In general, the technical stuff is still there – hefty guitar riffs, a big-bottomed rhythm section and Matt Greenham’s trademark bullish bellow – but the tunes are more laboured and negligible than their last effort. ‘Once A King’ opens with a rather clever amalgamation of The Beatles’ ‘Come Together’ and Free’s ‘Mr Big’ and develops a slow, smoking groove, but its melodies are rudimentary and don’t bear repeat listening. ‘Consolers Of The Lonely Night’ suffers from the Oxford ailment of too many pointless time changes (the Empty Vessels will never, please God, become a post-rock band) while ‘Stand In Line’, undoubtedly the strongest tune on the record with its echoes of QOTSA’s ‘No-One Knows’, is plagued by unusually poor singing from Greenham. Okay, okay, I know that rock singers, especially tough, blue-collar ones like Matt, don’t want to sound like Joe McElderry (for those that don’t know, he’s the cruise-ship crooner of choice for the sort of little old ladies who find Will Young too edgy) but too many slightly flat high notes eventually start to grate. He’s got the chops to pull these songs off, so best put in the takes.

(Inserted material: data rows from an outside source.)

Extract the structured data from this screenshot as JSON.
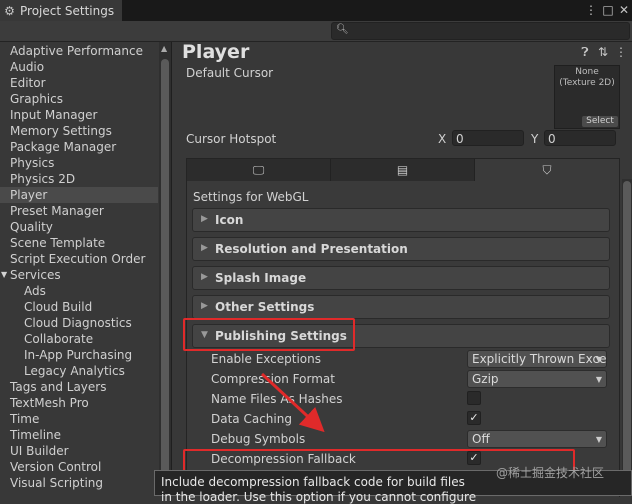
{
  "window": {
    "tab_title": "Project Settings",
    "icons": [
      "gear-icon",
      "more-vertical-icon",
      "maximize-icon",
      "close-icon"
    ]
  },
  "search": {
    "value": "",
    "placeholder": ""
  },
  "sidebar": {
    "selected": "Player",
    "items": [
      {
        "label": "Adaptive Performance",
        "level": 0
      },
      {
        "label": "Audio",
        "level": 0
      },
      {
        "label": "Editor",
        "level": 0
      },
      {
        "label": "Graphics",
        "level": 0
      },
      {
        "label": "Input Manager",
        "level": 0
      },
      {
        "label": "Memory Settings",
        "level": 0
      },
      {
        "label": "Package Manager",
        "level": 0
      },
      {
        "label": "Physics",
        "level": 0
      },
      {
        "label": "Physics 2D",
        "level": 0
      },
      {
        "label": "Player",
        "level": 0
      },
      {
        "label": "Preset Manager",
        "level": 0
      },
      {
        "label": "Quality",
        "level": 0
      },
      {
        "label": "Scene Template",
        "level": 0
      },
      {
        "label": "Script Execution Order",
        "level": 0
      },
      {
        "label": "Services",
        "level": 0
      },
      {
        "label": "Ads",
        "level": 1
      },
      {
        "label": "Cloud Build",
        "level": 1
      },
      {
        "label": "Cloud Diagnostics",
        "level": 1
      },
      {
        "label": "Collaborate",
        "level": 1
      },
      {
        "label": "In-App Purchasing",
        "level": 1
      },
      {
        "label": "Legacy Analytics",
        "level": 1
      },
      {
        "label": "Tags and Layers",
        "level": 0
      },
      {
        "label": "TextMesh Pro",
        "level": 0
      },
      {
        "label": "Time",
        "level": 0
      },
      {
        "label": "Timeline",
        "level": 0
      },
      {
        "label": "UI Builder",
        "level": 0
      },
      {
        "label": "Version Control",
        "level": 0
      },
      {
        "label": "Visual Scripting",
        "level": 0
      }
    ]
  },
  "main": {
    "title": "Player",
    "header_icons": [
      "help-icon",
      "sliders-icon",
      "more-vertical-icon"
    ],
    "default_cursor": {
      "label": "Default Cursor",
      "thumb_line1": "None",
      "thumb_line2": "(Texture 2D)",
      "select_label": "Select"
    },
    "cursor_hotspot": {
      "label": "Cursor Hotspot",
      "x_label": "X",
      "x_value": "0",
      "y_label": "Y",
      "y_value": "0"
    },
    "platform_tabs": [
      {
        "icon": "monitor-icon",
        "active": false
      },
      {
        "icon": "server-icon",
        "active": false
      },
      {
        "icon": "html5-icon",
        "active": true
      }
    ],
    "settings_for": "Settings for WebGL",
    "sections": [
      {
        "label": "Icon",
        "expanded": false
      },
      {
        "label": "Resolution and Presentation",
        "expanded": false
      },
      {
        "label": "Splash Image",
        "expanded": false
      },
      {
        "label": "Other Settings",
        "expanded": false
      },
      {
        "label": "Publishing Settings",
        "expanded": true
      }
    ],
    "publishing": {
      "enable_exceptions": {
        "label": "Enable Exceptions",
        "value": "Explicitly Thrown Exce"
      },
      "compression_format": {
        "label": "Compression Format",
        "value": "Gzip"
      },
      "name_files_as_hashes": {
        "label": "Name Files As Hashes",
        "checked": false
      },
      "data_caching": {
        "label": "Data Caching",
        "checked": true
      },
      "debug_symbols": {
        "label": "Debug Symbols",
        "value": "Off"
      },
      "decompression_fallback": {
        "label": "Decompression Fallback",
        "checked": true
      }
    }
  },
  "tooltip": {
    "line1": "Include decompression fallback code for build files",
    "line2": "in the loader. Use this option if you cannot configure"
  },
  "watermark": "@稀土掘金技术社区",
  "colors": {
    "background": "#383838",
    "selection": "#4a4a4a",
    "annotation_red": "#e02a2a"
  }
}
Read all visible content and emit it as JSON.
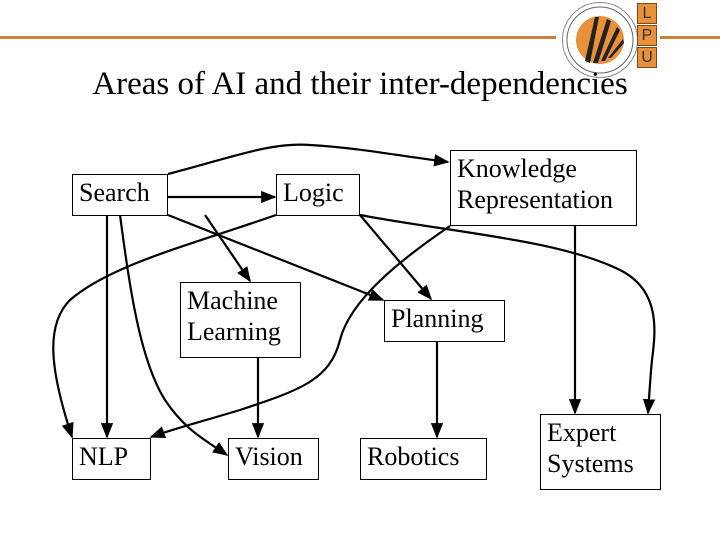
{
  "header": {
    "accent_color": "#c8813a",
    "logo": {
      "name": "lpu-emblem",
      "letters": [
        "L",
        "P",
        "U"
      ]
    }
  },
  "title": "Areas of AI and their inter-dependencies",
  "diagram": {
    "nodes": {
      "search": "Search",
      "logic": "Logic",
      "kr": "Knowledge\nRepresentation",
      "ml": "Machine\nLearning",
      "planning": "Planning",
      "nlp": "NLP",
      "vision": "Vision",
      "robotics": "Robotics",
      "expert": "Expert\nSystems"
    },
    "edges": [
      [
        "Search",
        "Logic"
      ],
      [
        "Search",
        "Knowledge Representation"
      ],
      [
        "Search",
        "Machine Learning"
      ],
      [
        "Search",
        "Planning"
      ],
      [
        "Search",
        "NLP"
      ],
      [
        "Search",
        "Vision"
      ],
      [
        "Logic",
        "NLP"
      ],
      [
        "Logic",
        "Planning"
      ],
      [
        "Logic",
        "Expert Systems"
      ],
      [
        "Knowledge Representation",
        "NLP"
      ],
      [
        "Knowledge Representation",
        "Expert Systems"
      ],
      [
        "Machine Learning",
        "Vision"
      ],
      [
        "Planning",
        "Robotics"
      ]
    ]
  }
}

There’s a nice surprise on ‘Ain’t Got The Time’, featuring as it does an undoubtedly leather-jacket-wearing rock chick growling along harmoniously with Greenham on the choruses, but overall the songs feel disjointed and short on inspiration. It’s far too harsh to churn out the old line about the empty vessel making the loudest noise, but if this record were a steak, you’d be sending it back with a request for a lot more flavour and a bit less gristle.